User experience: According to a study commissioned by the London-based company, 22 hours of Busuu equals a college semester of language learning. You may also share the app across multiple family devices, but you can’t share a single paid subscription. Premium costs about $6.50 a month for an annual subscription — that’s about $78 per year. For about $1 more per month, you can step up to Premium Plus. You’ll have to subscribe to the top tier to get native speaker feedback. The Premium Plus level also allows you to study all languages ​​on the platform if you choose — that comes in at about $90 per year.

Languages: 12, including Chinese, Russian, Arabic, and Italian

What are the world’s most commonly spoken languages?

There are approximately 7,000 languages ​​in use around the world today.
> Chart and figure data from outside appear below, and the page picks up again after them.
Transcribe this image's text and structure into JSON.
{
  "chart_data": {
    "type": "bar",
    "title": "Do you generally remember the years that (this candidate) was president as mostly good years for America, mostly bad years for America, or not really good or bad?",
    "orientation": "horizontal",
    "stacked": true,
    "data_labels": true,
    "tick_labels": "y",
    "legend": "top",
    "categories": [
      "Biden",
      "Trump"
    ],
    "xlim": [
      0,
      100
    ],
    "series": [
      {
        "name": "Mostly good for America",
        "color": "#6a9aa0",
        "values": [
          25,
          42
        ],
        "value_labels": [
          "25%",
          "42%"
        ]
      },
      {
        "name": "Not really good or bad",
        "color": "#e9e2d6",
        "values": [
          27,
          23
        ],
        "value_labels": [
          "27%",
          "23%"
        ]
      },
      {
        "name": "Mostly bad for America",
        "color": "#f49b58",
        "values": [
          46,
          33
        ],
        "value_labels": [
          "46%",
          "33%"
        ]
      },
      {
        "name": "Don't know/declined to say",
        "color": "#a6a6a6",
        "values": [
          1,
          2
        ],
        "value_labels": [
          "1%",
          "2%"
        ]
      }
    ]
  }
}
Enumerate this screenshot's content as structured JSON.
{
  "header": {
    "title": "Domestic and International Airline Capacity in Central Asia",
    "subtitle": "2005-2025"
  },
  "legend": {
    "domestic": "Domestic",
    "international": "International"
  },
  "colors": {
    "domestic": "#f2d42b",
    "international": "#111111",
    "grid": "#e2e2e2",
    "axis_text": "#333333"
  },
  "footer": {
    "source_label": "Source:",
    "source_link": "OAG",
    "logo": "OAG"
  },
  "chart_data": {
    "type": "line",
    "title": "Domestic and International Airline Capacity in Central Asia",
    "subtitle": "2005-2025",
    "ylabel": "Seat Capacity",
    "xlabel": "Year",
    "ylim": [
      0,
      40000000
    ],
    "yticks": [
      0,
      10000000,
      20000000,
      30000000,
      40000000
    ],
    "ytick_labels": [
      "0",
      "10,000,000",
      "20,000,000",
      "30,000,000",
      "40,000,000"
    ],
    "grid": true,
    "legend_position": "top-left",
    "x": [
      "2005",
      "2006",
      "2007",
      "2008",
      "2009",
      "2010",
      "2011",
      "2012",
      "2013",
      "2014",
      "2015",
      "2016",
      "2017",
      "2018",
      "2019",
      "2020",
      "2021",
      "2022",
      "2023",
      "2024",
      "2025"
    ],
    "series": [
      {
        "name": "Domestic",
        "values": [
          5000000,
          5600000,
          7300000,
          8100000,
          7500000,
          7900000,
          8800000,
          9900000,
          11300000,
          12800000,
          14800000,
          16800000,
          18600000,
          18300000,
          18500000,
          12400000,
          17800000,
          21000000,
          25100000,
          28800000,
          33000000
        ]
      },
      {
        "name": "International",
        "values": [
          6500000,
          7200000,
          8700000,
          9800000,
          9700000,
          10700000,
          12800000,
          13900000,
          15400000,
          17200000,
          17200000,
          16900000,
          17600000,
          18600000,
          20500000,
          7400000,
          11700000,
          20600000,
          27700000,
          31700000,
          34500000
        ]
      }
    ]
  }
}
About half a dozen of these languages ​​dominate the global conversation. According to multiple sources, the languages ​​below are among the world’s most spoken:

  • Mandarin Chinese
  • English
  • Hindi
  • Spanish
  • French
  • Arabic
  • Russian
  • Portuguese
  • Indonesian

As for the most global language, the United Nations recognizes six of these as the organization’s official languages: Arabic, Chinese, English, French, Russian, and Spanish. According to the UN, “correct interpretation and translation of these six languages, in both spoken and written form, is very important” for the UN “because this enables clear and concise communication on issues of global importance.”